Мне больше не нужно учить грузинского языка. Читаю в Берлине немецкие новостные ленты, русские книги. Да и мой тбилисский район со своим микроклиматом из далёких, бесформенных девяностых уже совсем другой. Панельки те же, школа всё та же, просто снаружи перекрашена в очередной неброский цвет. Но всё другое. Папа иногда вспоминает про свою учёбу в Ленинграде, и как его назначили главным художником города Сланцы, а он всё же вернулся в родной Тбилиси с мамой, которую там встретил, и со мной трёхлетней, там в период их учёбы родившейся. Мама же теперь откладывает изучение грузинского, но больше не ждёт перемен. Просто все верили, что всё навсегда. Сестра лишь прижилась. И то, скорее, впротезировалась в новое грузинское общество. Младше меня на пять лет, она проскочила в новые люди новой страны, миновав точку излома.
And now I just answer: the stars. Clear, visible across the sky. I miss stars in new Tbilisi, where one can see now more electric light, smoke and exhausts. Maybe that's why people here seemed naive before, always waiting for a miracle that will definitely replace cold pipes and kerosene. The country fell like a sheaf just in one moment. The factories froze, the light in the windows of panel houses did not light up for days, but you raise your head on the way home and see: there are stars in the sky. And there is no light pollution in the layers of the atmosphere, and nothing prevents the stars from shining directly at you. And now Tbilisi is the same as Berlin: a city without stars.

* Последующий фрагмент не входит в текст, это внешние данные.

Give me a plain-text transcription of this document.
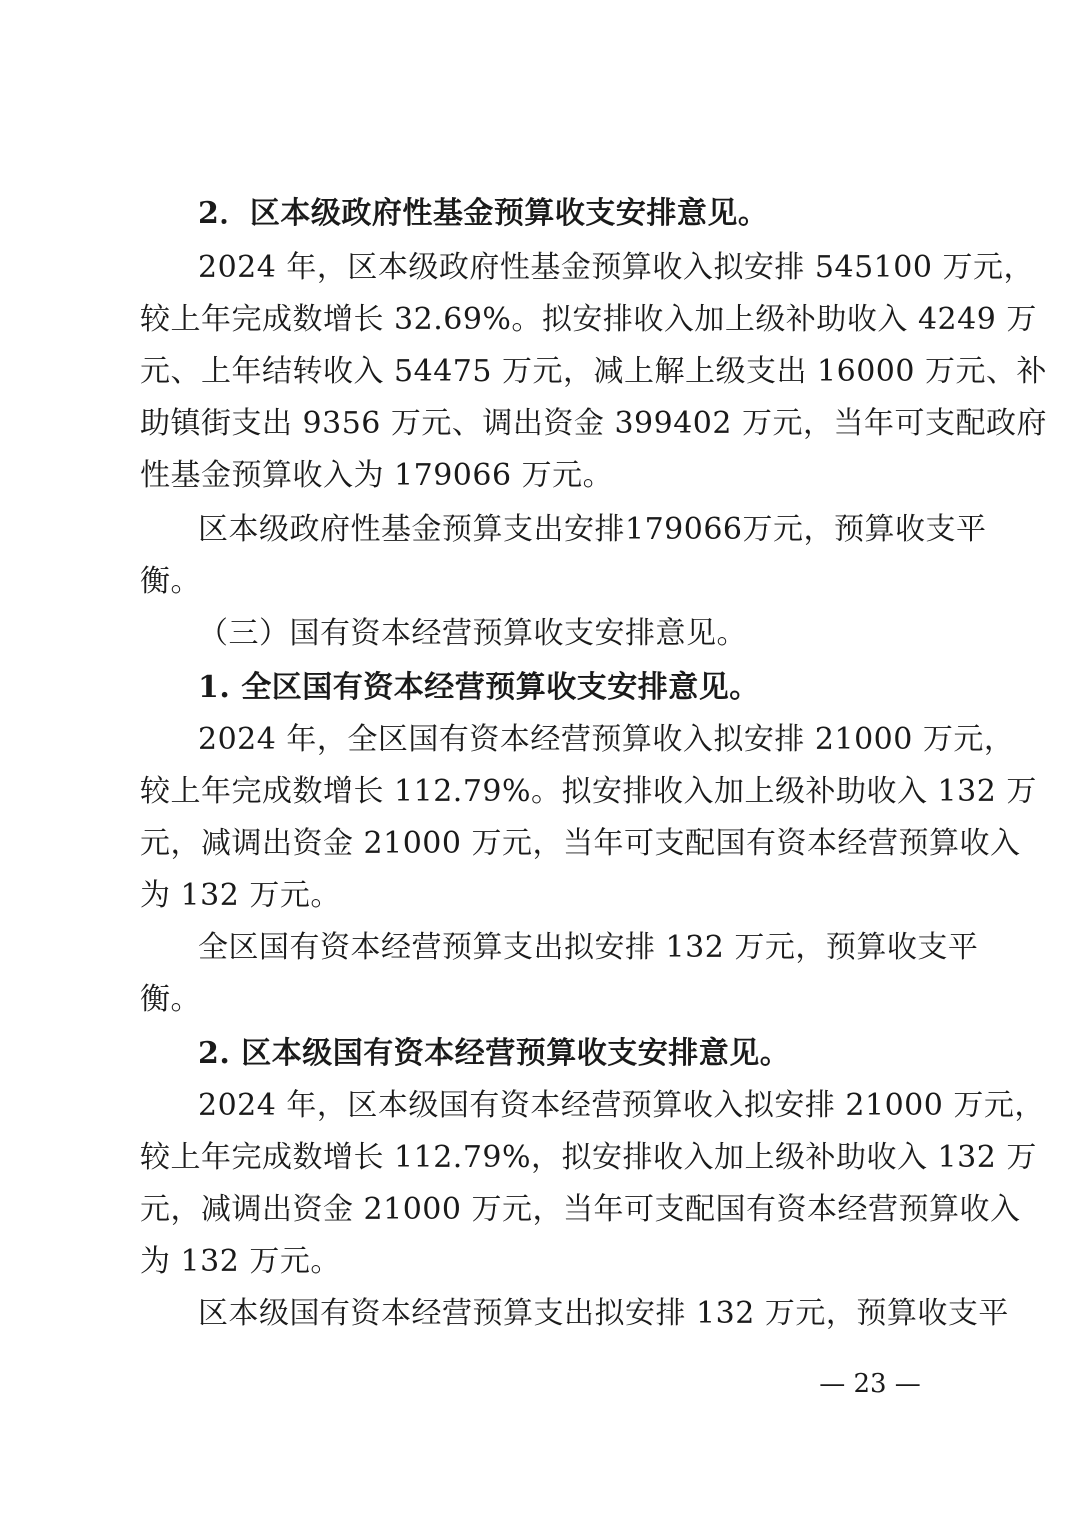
2．区本级政府性基金预算收支安排意见。
2024 年，区本级政府性基金预算收入拟安排 545100 万元，
较上年完成数增长 32.69%。拟安排收入加上级补助收入 4249 万
元、上年结转收入 54475 万元，减上解上级支出 16000 万元、补
助镇街支出 9356 万元、调出资金 399402 万元，当年可支配政府
性基金预算收入为 179066 万元。
区本级政府性基金预算支出安排179066万元，预算收支平
衡。
（三）国有资本经营预算收支安排意见。
1. 全区国有资本经营预算收支安排意见。
2024 年，全区国有资本经营预算收入拟安排 21000 万元，
较上年完成数增长 112.79%。拟安排收入加上级补助收入 132 万
元，减调出资金 21000 万元，当年可支配国有资本经营预算收入
为 132 万元。
全区国有资本经营预算支出拟安排 132 万元，预算收支平
衡。
2. 区本级国有资本经营预算收支安排意见。
2024 年，区本级国有资本经营预算收入拟安排 21000 万元，
较上年完成数增长 112.79%，拟安排收入加上级补助收入 132 万
元，减调出资金 21000 万元，当年可支配国有资本经营预算收入
为 132 万元。
区本级国有资本经营预算支出拟安排 132 万元，预算收支平
— 23 —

А я с тех пор только и отвечаю: звёзд. Ясных, видимых по всему небосводу. Мне не хватает именно звёзд — в новом Тбилиси, где теперь больше электрического света, дыма и выхлопов. Может, именно поэтому люди здесь казались наивнее раньше, всегда в ожидании чуда, которое обязательно придёт на смену холодным трубам и керосину. Просто в один миг страна упала, как сноп. Замерли заводы, свет в окнах панелек не загорался днями, но ты вот поднимешь голову по пути домой: а на небе звёзды. И нет светового загрязнения в слоях атмосферы, и ничего не мешает звёздам светить прямо на тебя. А теперь Тбилиси такой же, как Берлин: город без звёзд.